Zisha Mineral Kaynak Müzesi

Mimari Tasarım
Architecture School of Southeast University & Atelier XÜK

Proje Yeri
Yixing, Çin Halk Cumhuriyeti

Tamamlanma Tarihi
2024

Toplam İnşaat Alanı
2435 m²

Fotoğraflar
Yiming Yang, Xu Zhang, Shiliang Hu

Architecture School of Southeast University & Atelier XÜK tarafından tasarlanan Zisha Mineral Kaynak Müzesi, bölgenin tarihi değerlerini modern bir tasarımla birleştirerek ziyaretçilerine duyusal deneyimlerle dolu bir güzergah sunuyor.

Mürekkep beş pigmente, kil ise beş renge sahip. Çin halkının kültürünü doğuran unsurlar, mürekkeple yazmak, kilden de araç gereçler üretmek olarak öne çıkıyor. Taihu Gölü ve devamındaki Tianmu Dağı bir arazi ve mineral yatağı tanımlıyor. Çin kültürününı, Dingshu bölgesinin ve Zisha minerallerinin kurduğu ağ, Huanglong Dağı Zisha Mineral Kaynak Müzesi’nin ilhamının kaynağını oluşturuyor.

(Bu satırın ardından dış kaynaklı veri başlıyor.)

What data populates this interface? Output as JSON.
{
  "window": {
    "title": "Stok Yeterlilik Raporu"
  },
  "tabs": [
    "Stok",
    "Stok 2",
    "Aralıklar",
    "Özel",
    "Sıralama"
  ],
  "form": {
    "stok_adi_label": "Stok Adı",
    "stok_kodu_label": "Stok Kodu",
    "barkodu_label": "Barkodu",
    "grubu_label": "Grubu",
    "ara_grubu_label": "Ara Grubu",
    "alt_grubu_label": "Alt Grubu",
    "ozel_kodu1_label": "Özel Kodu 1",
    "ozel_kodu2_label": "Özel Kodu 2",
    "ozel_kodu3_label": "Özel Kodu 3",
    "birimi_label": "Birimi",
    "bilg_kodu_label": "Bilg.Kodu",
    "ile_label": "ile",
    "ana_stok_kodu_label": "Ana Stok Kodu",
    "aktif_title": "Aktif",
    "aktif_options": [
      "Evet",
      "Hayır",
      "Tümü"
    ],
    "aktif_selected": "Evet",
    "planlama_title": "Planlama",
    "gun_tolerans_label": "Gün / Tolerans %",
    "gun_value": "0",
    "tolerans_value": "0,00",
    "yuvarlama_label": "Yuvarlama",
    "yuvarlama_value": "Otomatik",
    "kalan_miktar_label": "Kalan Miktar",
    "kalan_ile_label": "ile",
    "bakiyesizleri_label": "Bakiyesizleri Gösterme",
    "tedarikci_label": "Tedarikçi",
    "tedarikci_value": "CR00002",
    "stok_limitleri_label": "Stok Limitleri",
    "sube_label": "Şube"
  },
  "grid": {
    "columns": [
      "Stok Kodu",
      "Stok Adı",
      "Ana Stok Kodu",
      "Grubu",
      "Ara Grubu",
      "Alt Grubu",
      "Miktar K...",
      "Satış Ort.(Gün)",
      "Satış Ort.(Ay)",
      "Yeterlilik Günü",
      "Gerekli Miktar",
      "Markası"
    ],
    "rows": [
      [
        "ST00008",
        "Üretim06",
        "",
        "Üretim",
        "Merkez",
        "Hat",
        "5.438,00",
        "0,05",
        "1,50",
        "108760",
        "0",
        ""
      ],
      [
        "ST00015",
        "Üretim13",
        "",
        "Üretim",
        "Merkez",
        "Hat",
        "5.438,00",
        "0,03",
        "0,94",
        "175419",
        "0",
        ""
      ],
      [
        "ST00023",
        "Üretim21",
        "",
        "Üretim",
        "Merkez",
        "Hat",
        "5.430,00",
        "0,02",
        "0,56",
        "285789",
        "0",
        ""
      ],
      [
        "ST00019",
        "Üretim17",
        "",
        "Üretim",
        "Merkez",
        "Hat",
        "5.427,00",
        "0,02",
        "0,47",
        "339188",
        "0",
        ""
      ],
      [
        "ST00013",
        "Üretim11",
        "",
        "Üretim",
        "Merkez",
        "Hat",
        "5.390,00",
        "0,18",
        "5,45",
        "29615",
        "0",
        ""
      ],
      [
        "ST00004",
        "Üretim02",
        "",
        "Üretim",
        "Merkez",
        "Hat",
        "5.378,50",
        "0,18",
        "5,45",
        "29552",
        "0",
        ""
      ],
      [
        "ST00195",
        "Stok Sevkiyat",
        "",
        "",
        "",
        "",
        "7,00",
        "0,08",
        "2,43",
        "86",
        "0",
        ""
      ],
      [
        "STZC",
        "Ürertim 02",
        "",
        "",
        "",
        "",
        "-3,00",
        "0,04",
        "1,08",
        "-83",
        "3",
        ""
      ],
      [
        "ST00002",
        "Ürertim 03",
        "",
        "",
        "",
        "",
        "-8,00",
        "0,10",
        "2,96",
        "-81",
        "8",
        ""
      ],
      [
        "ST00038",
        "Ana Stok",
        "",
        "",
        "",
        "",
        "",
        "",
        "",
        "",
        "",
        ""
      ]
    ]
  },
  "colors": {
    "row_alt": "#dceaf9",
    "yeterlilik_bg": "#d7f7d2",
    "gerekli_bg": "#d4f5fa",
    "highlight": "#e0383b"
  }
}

Dingshu Kasabası, Yixing şehrinin güneydoğusunda yer alıyor ve “seramiğin başkenti” olarak anılıyor. Huanglong Dağı, yüksek kaliteye sahip olan, ham Zisha (özel bir kil türü) üretiminde önemli bir yere sahip olmuş ve antik çağlardan beri “zisha kaynağı” olarak adlandırılmış. Proje, özel olarak 4 numaralı ocağın tarihi kalıntılarını korumayı ve Zisha Mineral Kaynak Müzesi’nin tasarımını içeriyor.

4 numaralı Zisha ocağı, Hualong Dağı’nda, 1972 yılında inşa edilmiş ve 1997 yılında buradaki faaliyetler sonlandırılmış. Yixing Belediye Yönetimi 2009 yılında, ocağı ve kalıntılarını belediyenin kültürel koruma alanlarına dahil etmiş. Sirkülasyon ve görsel temas yoluyla iç sergi salonuyla bütünleşerek dış sergi alanı haline gelmesi istenen kalıntılar güçlendirilmiş, onarılmış ve korunmuş. Tasarım, mimari mirasın korunması ve yenilenmesi için bir referans olma amacıyla “minimum müdahale, tarihi restorasyon ve aktivasyon” ilkesine dayalı olarak gerçekleştirilmiş. Mimari sınırlar ve giriş yönlendirmesi aracılığıyla turistlere 4 No’lu Maden Harabeleri Alanı’nı keşfetmeleri için rehberlik etmek amaçlanmış. Hasarlı dağın binanın peyzajıyla bir bütün olarak ele alınması ve yeniden bağlanması için, 4 numaralı maden kalıntılarında oluşan dış sergi alanı, içerideki serginin güzergahı ile birleştirilmiş.

Çevreye baskı yapmak yerine bölgeye saygı göstermeye ve turistlere bölgeyi keşfetmeleri ve doğal olarak dolaşmaları için rehberlik etmeyi hedefleyen projede; beş blok beş “Altın Çiçek”i sembolize ediyor ve sırlı karoların yüzeyi beş renkli mürekkebe dönüşüyor. Müzede yeraltından yeryüzüne uzanan girdap şeklindeki sergi rotası, zemin kattaki üç sergi salonunu ve yeraltı maden tünelini tek bir alana bağlıyor. Çoklu medya sergisi, gerçek madencilik deneyimini simüle etmek için multimedya kullanılarak tarihin modern bir yöntemle yeniden doğmasını sağlıyor.

“Sırlama”, güzellik, hava geçirmezlik, nüfuz etmeyi önleme ve mukavemeti artırma amacıyla çömlek yüzeyine bir son kat uygulanması anlamına geliyor. Renkli sır işlemi, cephenin zengin bir ışık ve gölge yansıma efekti sunmasını sağlamak için cephe karolarında kullanılıyor. İnsanlar yaklaştığında ve elleriyle dokunduğunda, bina ile aralarında zengin bir temas hali oluşuyor.